Acute Lymphoblastic Leukemia: Ten Years Experience in Nemrock,EBTESSAM M. SAAD EL DEEN, NOHA Y. IBRAHIM, DALIA O. DARWISH, HESHAM ABDEL EL AAL, WAEL S. MAKAAR and MOHASEN MOKHTAR
Abstract
Purpose: We studied the frequency, causes, and predictors of adverse events in childre n with acute lymphoblastic leukemia (ALL) who had completed treatment on contempo-rary clinical protocols between 1999 and 2003. Our goal was to use the information to further refine therapy and advance cure rates.
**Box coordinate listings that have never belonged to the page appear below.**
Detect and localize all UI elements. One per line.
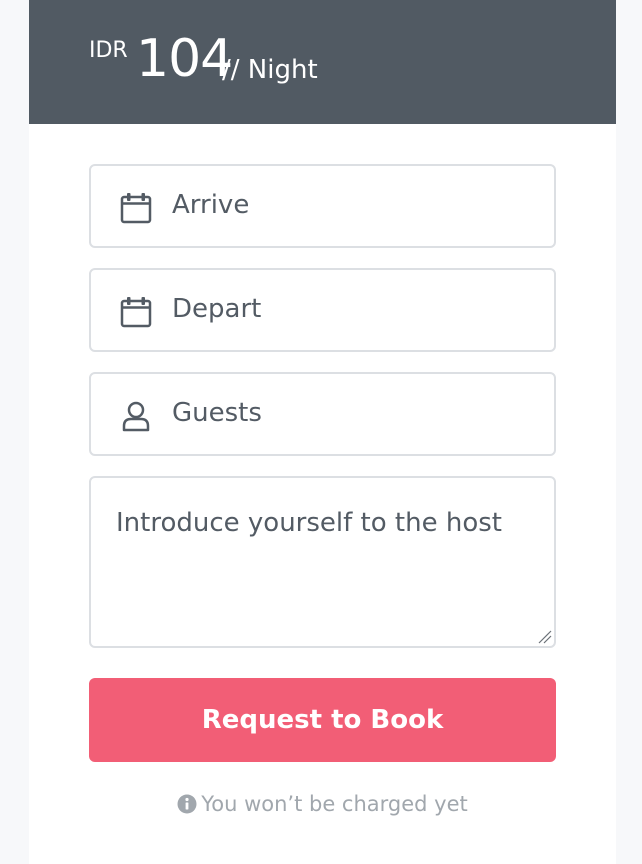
depart-date-field[interactable]: Depart [89,268,556,352]
price-header: IDR 104 // Night [29,0,616,124]
price-currency: IDR [89,38,128,63]
message-placeholder: Introduce yourself to the host [116,508,502,538]
arrive-label: Arrive [172,190,250,220]
guests-label: Guests [172,398,262,428]
booking-card: IDR 104 // Night Arrive Depart Guests In… [29,0,616,864]
user-icon [119,399,153,433]
charge-note-text: You won’t be charged yet [201,792,468,816]
price-amount: 104 [136,29,233,89]
guests-field[interactable]: Guests [89,372,556,456]
charge-note: You won’t be charged yet [29,792,616,819]
price-period: // Night [222,55,318,85]
calendar-icon [119,191,153,225]
arrive-date-field[interactable]: Arrive [89,164,556,248]
resize-handle-icon[interactable] [536,628,552,644]
request-to-book-button[interactable]: Request to Book [89,678,556,762]
calendar-icon [119,295,153,329]
info-icon [177,794,197,819]
depart-label: Depart [172,294,262,324]
message-textarea[interactable]: Introduce yourself to the host [89,476,556,648]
Methods: From January 1999 to December 2003, 119 consecutive children and adolescents 18 years of age or younger with newly diagnosed ALL were treated at Kasr El Aini Center of Medical Oncology. All relapsing patients received a modified protocol of BFMREZ 85. Assessment of different prognostic factors related to relapse was done in terms of event free survival.
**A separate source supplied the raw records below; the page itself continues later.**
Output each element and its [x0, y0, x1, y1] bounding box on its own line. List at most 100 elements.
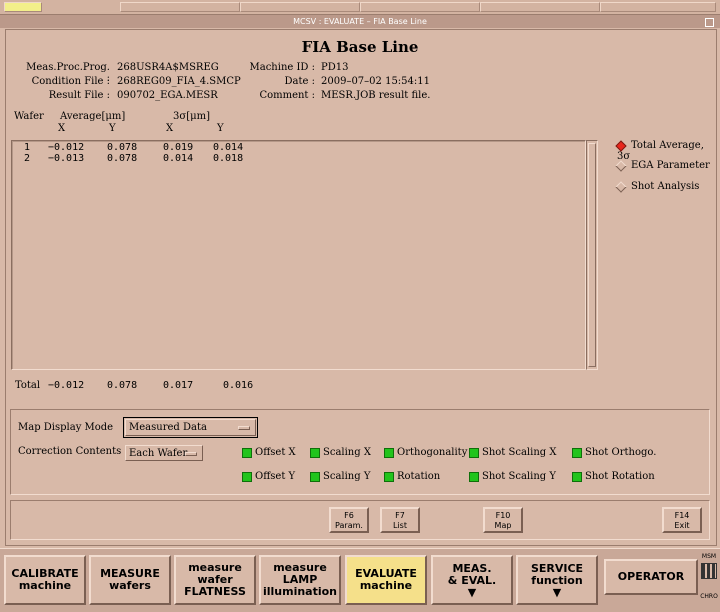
- avg-y-header: Y: [109, 123, 116, 134]
- rotation-checkbox[interactable]: [384, 472, 394, 482]
- offset-x-label: Offset X: [255, 447, 296, 458]
- row-2-sigma-x: 0.014: [163, 153, 194, 164]
- top-bar-segment: [240, 2, 360, 12]
- offset-x-checkbox[interactable]: [242, 448, 252, 458]
- nav-label: illumination: [262, 585, 338, 598]
- row-1-wafer: 1: [24, 142, 31, 153]
- radio-label: Shot Analysis: [631, 181, 700, 192]
- key-code: F6: [344, 511, 354, 520]
- dropdown-value: Measured Data: [129, 422, 207, 433]
- average-header: Average[μm]: [60, 111, 126, 122]
- shot-scaling-y-label: Shot Scaling Y: [482, 471, 556, 482]
- date-value: 2009–07–02 15:54:11: [321, 76, 430, 87]
- key-label: Param.: [335, 521, 363, 530]
- total-label: Total: [15, 380, 41, 391]
- total-sigma-y: 0.016: [223, 380, 254, 391]
- machine-id-value: PD13: [321, 62, 349, 73]
- row-2-sigma-y: 0.018: [213, 153, 244, 164]
- total-sigma-x: 0.017: [163, 380, 194, 391]
- row-2-wafer: 2: [24, 153, 31, 164]
- desktop-top-bar: [0, 0, 720, 15]
- nav-evaluate-machine[interactable]: EVALUATE machine: [345, 555, 427, 605]
- dropdown-bar-icon: [238, 426, 250, 430]
- key-code: F7: [395, 511, 405, 520]
- radio-label: Total Average, 3σ: [617, 140, 704, 162]
- f6-param-button[interactable]: F6 Param.: [329, 507, 369, 533]
- shot-rotation-checkbox[interactable]: [572, 472, 582, 482]
- rotation-label: Rotation: [397, 471, 441, 482]
- map-display-mode-dropdown[interactable]: Measured Data: [123, 417, 258, 438]
- nav-label: function: [531, 573, 583, 587]
- radio-shot-analysis[interactable]: Shot Analysis: [615, 180, 700, 193]
- nav-label: MEAS.: [452, 561, 492, 575]
- scaling-x-checkbox[interactable]: [310, 448, 320, 458]
- orthogonality-checkbox[interactable]: [384, 448, 394, 458]
- row-2-avg-y: 0.078: [107, 153, 138, 164]
- key-label: Map: [494, 521, 512, 530]
- top-bar-segment: [360, 2, 480, 12]
- scaling-x-label: Scaling X: [323, 447, 371, 458]
- nav-measure-wafers[interactable]: MEASURE wafers: [89, 555, 171, 605]
- shot-orthogo-label: Shot Orthogo.: [585, 447, 657, 458]
- radio-ega-parameter[interactable]: EGA Parameter: [615, 159, 710, 172]
- msm-label: MSM: [701, 553, 717, 560]
- shot-scaling-x-label: Shot Scaling X: [482, 447, 557, 458]
- radio-unselected-icon: [615, 180, 627, 193]
- dropdown-bar-icon: [185, 452, 197, 456]
- nav-calibrate-machine[interactable]: CALIBRATE machine: [4, 555, 86, 605]
- nav-measure-wafer-flatness[interactable]: measure wafer FLATNESS: [174, 555, 256, 605]
- results-list[interactable]: [11, 140, 586, 370]
- radio-total-average[interactable]: Total Average, 3σ: [615, 139, 720, 162]
- down-arrow-icon: ▼: [552, 585, 562, 599]
- yellow-indicator: [4, 2, 42, 12]
- row-1-avg-x: −0.012: [48, 142, 85, 153]
- meas-proc-prog-value: 268USR4A$MSREG: [117, 62, 219, 73]
- date-label: Date :: [284, 76, 315, 87]
- offset-y-checkbox[interactable]: [242, 472, 252, 482]
- nav-measure-lamp-illumination[interactable]: measure LAMP illumination: [259, 555, 341, 605]
- side-indicator: MSM CHRO: [698, 553, 720, 600]
- map-display-mode-label: Map Display Mode: [18, 422, 114, 433]
- nav-label: & EVAL.: [447, 573, 497, 587]
- shot-orthogo-checkbox[interactable]: [572, 448, 582, 458]
- shot-scaling-x-checkbox[interactable]: [469, 448, 479, 458]
- row-1-sigma-y: 0.014: [213, 142, 244, 153]
- scrollbar-thumb[interactable]: [588, 143, 596, 367]
- top-bar-segment: [480, 2, 600, 12]
- window-title-bar[interactable]: MCSV : EVALUATE – FIA Base Line: [0, 15, 720, 28]
- condition-file-value: 268REG09_FIA_4.SMCP: [117, 76, 241, 87]
- total-avg-y: 0.078: [107, 380, 138, 391]
- correction-contents-label: Correction Contents: [18, 446, 122, 457]
- sigma-y-header: Y: [217, 123, 224, 134]
- sigma-header: 3σ[μm]: [173, 111, 210, 122]
- avg-x-header: X: [58, 123, 66, 134]
- nav-meas-eval[interactable]: MEAS. & EVAL. ▼: [431, 555, 513, 605]
- machine-id-label: Machine ID :: [249, 62, 316, 73]
- comment-value: MESR.JOB result file.: [321, 90, 431, 101]
- dropdown-value: Each Wafer: [129, 448, 188, 459]
- down-arrow-icon: ▼: [467, 585, 477, 599]
- nav-label: wafers: [109, 579, 151, 592]
- key-code: F10: [495, 511, 511, 520]
- radio-selected-icon: [615, 139, 627, 152]
- window-control-icon[interactable]: [705, 18, 714, 27]
- shot-scaling-y-checkbox[interactable]: [469, 472, 479, 482]
- scaling-y-checkbox[interactable]: [310, 472, 320, 482]
- nav-label: OPERATOR: [617, 570, 685, 583]
- f14-exit-button[interactable]: F14 Exit: [662, 507, 702, 533]
- result-file-label: Result File :: [48, 90, 110, 101]
- condition-file-label: Condition File :: [31, 76, 110, 87]
- nav-service-function[interactable]: SERVICE function ▼: [516, 555, 598, 605]
- key-code: F14: [674, 511, 690, 520]
- nav-label: machine: [359, 579, 413, 592]
- chro-label: CHRO: [700, 593, 718, 600]
- results-scrollbar[interactable]: [586, 140, 598, 370]
- row-1-sigma-x: 0.019: [163, 142, 194, 153]
- f10-map-button[interactable]: F10 Map: [483, 507, 523, 533]
- correction-contents-dropdown[interactable]: Each Wafer: [125, 445, 203, 461]
- grid-icon: [701, 563, 717, 579]
- sigma-x-header: X: [166, 123, 174, 134]
- f7-list-button[interactable]: F7 List: [380, 507, 420, 533]
- radio-unselected-icon: [615, 159, 627, 172]
- nav-operator[interactable]: OPERATOR: [604, 559, 698, 595]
Results: Out of the 119 patients 96 completed all treatment while in initial complete remission. After a median follow-up of 7 years, 17 patients subsequently had major adverse events, including 15 leukemic relapses, one second malignancy, and one death in remission. The risk of any leukemic relapse was 15.6% at 5 years and 17.7% at 10 years. Male sex was the only independent predictor of relapse (p=0.01). Despite risk-adapted treatment, an early time point of relapse and T-lineage immunophenotype were significant predictors of inferior event free survival (EFS) in uni- and multivariate analyses.
Conclusion: Further treatment refinements for children with ALL should aim not only to decrease the leukemic relapse rate, but also to reduce the risk of development of second malignancies.